I TOUCH keys that bring my thoughts to life.  The keyboard is another comfort...this tool. Just like opening a book, turning pages, I never tire of the feel of the keys beneath my fingers. I love letters, real handwritten letters, but I absolutely choose typing, over writing.  There's room for mistakes.  Instant second chances with a "backspace".  I can actually keep up with my thoughts when I type.  I lose my patience with handwriting. Waste paper. Throw it away and walk away. Is it strange that I *feel* more like a writer when I type? I suspect so, but I just let it be strange.

Instagram Challenge:  Books

I absolutely love to read, but for the past year or so, I can't seem to focus long enough to get through anything. Magazines are even tough and that makes no sense to me.  I've been reading, Ask Questions, Get Sales since December.  That one makes sense to me. Let the snore fest begin, but it's like 10 pages (168), I need to get my *stuff* (i feel like i've said "shit" a lot in this post) together. Ridiculous.

I recently ordered Lone Wolf, by Jodi Picoult and Under The Mountain by Sophie Cooke.  Normally, as soon as I would rip them out of the Amazon box, my family would know not to talk or try to make eye contact with me for days.  But there they sit, anxiously waiting for me.

I think it probably has to do with where I am at the moment.  Full-time job, Full-time mom/momager, Full-time girlfriend. 108 residents + 6 kids + 1 boyfriend = MUCH.  I'm pretty sure I'm just exhausted.



Friday, September 6, 2013

Get Over It Already


Today, I'm supposed to share 10 songs I love right now.  I'm feeling pretty "eh" about that suggestion, as well as just feeling "eh" right now.  Let's just say it would be a lot of Pink or whatever song could bring on the good cry.  You know, pissed, followed with weepy.  That sort of scenario.

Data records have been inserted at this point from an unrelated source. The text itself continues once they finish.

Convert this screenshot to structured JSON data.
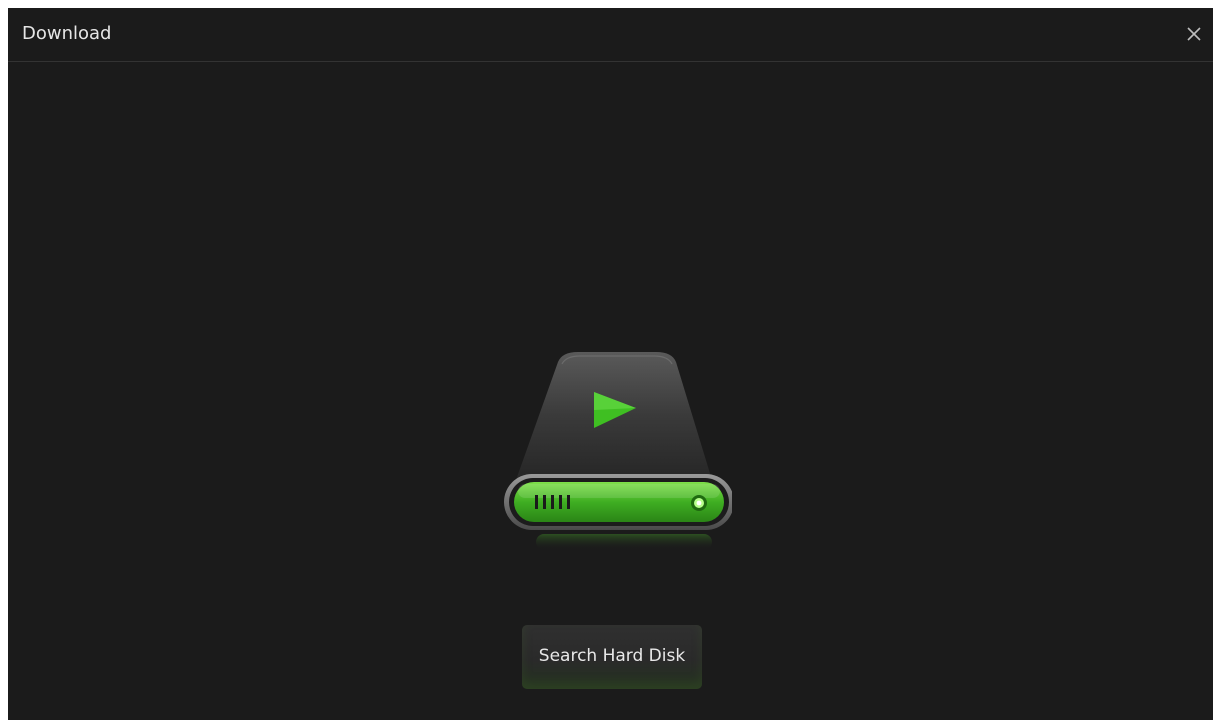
{
  "window": {
    "title": "Download",
    "close_icon": "close-icon"
  },
  "main": {
    "illustration_icon": "hard-disk-icon",
    "search_button_label": "Search Hard Disk"
  },
  "colors": {
    "background": "#1b1b1b",
    "accent_green": "#4cc02c",
    "text": "#e6e6e6"
  }
}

Pretty happy, eh?  So, you know...I won't do that.  I mean, who has the time?

I do love, love, love this song and will play it seriously like 10 times in a row...today.  And get over it.

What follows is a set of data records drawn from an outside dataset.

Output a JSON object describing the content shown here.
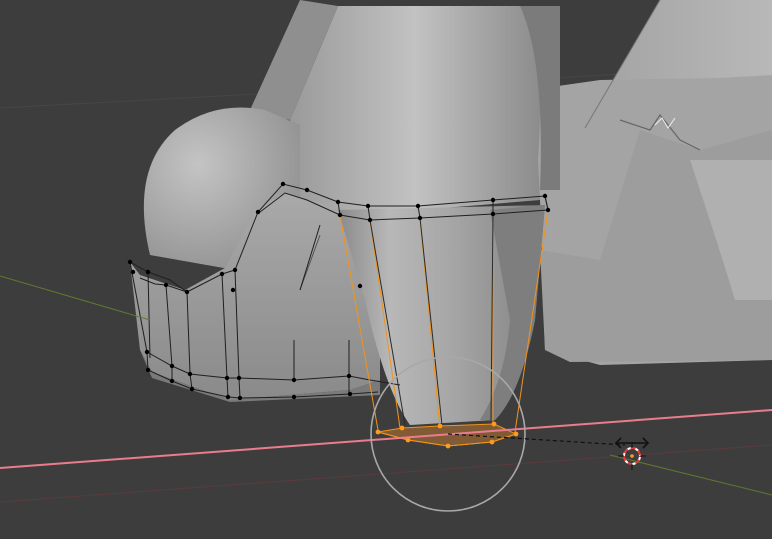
{
  "viewport": {
    "background": "#3d3d3d",
    "x_axis_color": "#e8788a",
    "y_axis_color": "#6f8a3a",
    "mesh_color": "#9f9f9f",
    "selected_color": "#ff9a1a",
    "wire_color": "#1a1a1a",
    "cursor_icon": "3d-cursor-icon",
    "transform_icon": "move-arrows-icon",
    "proportional_circle": "proportional-edit-circle"
  }
}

Instagram Challenge:  Morning Sky.  This is my backyard this morn.





Thursday, September 5, 2013

Fear Not


My blog challenge today is: What Are You Afraid Of?

Oh, I've thought about this one a bit.  It's a question with a lot of answers for me. And they change all the time, the more experience I have behind me, the older my kids get. The list is long.

I really try not to focus on my fear, and especially on things that I have absolutely no control over.  It's mainly the things I do have some level of control over that keeps me up at night. Like teen pregnancy. Like loving these children, making them feel safe and grow confidently, so they are happy, kind, successful adults.  Like food on the table, and making sure bills are paid.   Like loving my partner and meeting his needs enough, that he won't leave me for someone else, eighteen years later. Those things.

My fears have by far graduated from spiders and things that go bump in the night to mainly my family.  I'm very selfish that way.  I fear one of my kids becoming addicted to drugs far more than I fear terrorism, war.  Call me ignorant, but I do feel that so much of "what's out there" starts at home, under your own roof.  I am raising what comes next. I am the example of a marriage, relationships, parenting,  faith, adulthood, love, responsibility, etcetera...that my children see first. I am in their face every day. It's an enormous responsibility.

That said, I wouldn't change this enormous responsibility for anything.  What a gift all of it is, in the end. The reward hugely outweighs the fear.  And I don't live in a constant state of fear.  Worry.  That equals stress and I avoid stress. Downplay it. Pray. Lie to myself if I have to, to make it smaller.  It creates cancer.  Cold sores. It's just when the question is asked of what are you afraid of, it does make you sit and break it down. And I will say, that no matter what I'm afraid of, I will always take that step into the darkness, the unknown. It won't paralyze me.  I have things to do.

The Instagram Challenge is:  Leaves


Fall--the most wonderful time of the year!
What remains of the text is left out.